#### notes

Look at the following figures:

In Fig. (i), trapezium ABCD and parallelogram EFCD have a common side DC. We say that trapezium ABCD and parallelogram EFCD are on the same base DC.

Similarly, in Fig.(ii), parallelograms PQRS and MNRS are on the same base SR;

In Fig.(iii), triangles ABC and DBC are on the same base BC and in Fig.(iv), parallelogram ABCD and triangle PDC are on the same base DC.

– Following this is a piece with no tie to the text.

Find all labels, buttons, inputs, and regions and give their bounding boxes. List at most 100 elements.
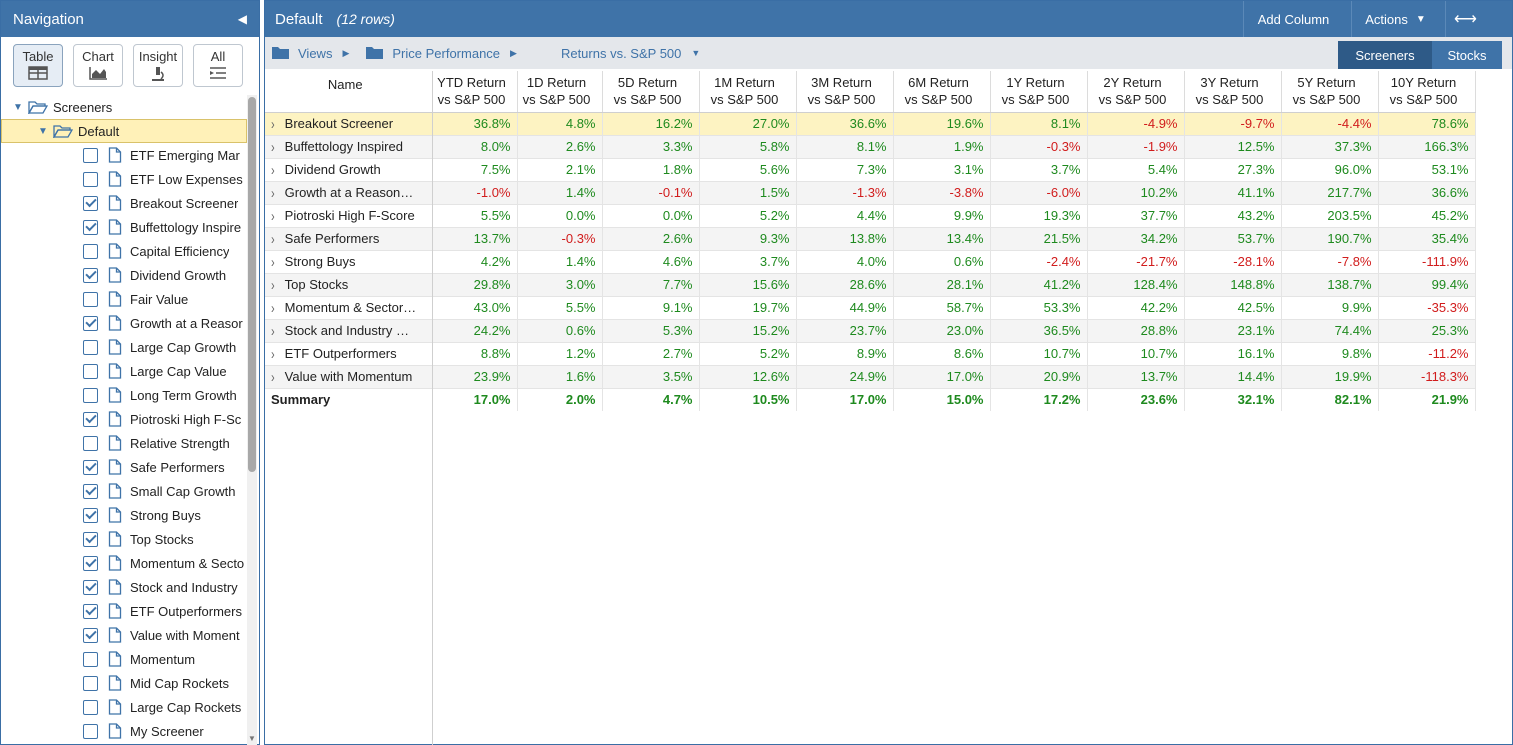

Now look at the following figures:

In Fig. (i), clearly trapezium ABCD and parallelogram EFCD are on the same base DC. In addition to the above, the vertices A and B (of trapezium ABCD) opposite to base DC and the vertices E and F (of parallelogram EFCD) opposite to base DC lie on a line AF parallel to DC. We say that trapezium ABCD and parallelogram EFCD are on the same base DC and between the same parallels AF and DC. Similarly, parallelograms PQRS and MNRS are on the same base SR and between the same parallels PN and SR [see Fig.(ii)] as vertices P and Q of PQRS and vertices M and N of MNRS lie on a line PN parallel to base SR.In the same way, triangles ABC and DBC lie on the same base BC and between the same parallels AD and BC [see Fig. (iii)] and parallelogram ABCD and triangle PCD lie on the same base DC and between the same parallels AP and DC [see Fig.(iv)].

So, two figures are said to be on the same base and between the same parallels, if they have a common base (side) and the vertices (or the vertex) opposite to the common base of each figure lie on a line parallel to the base.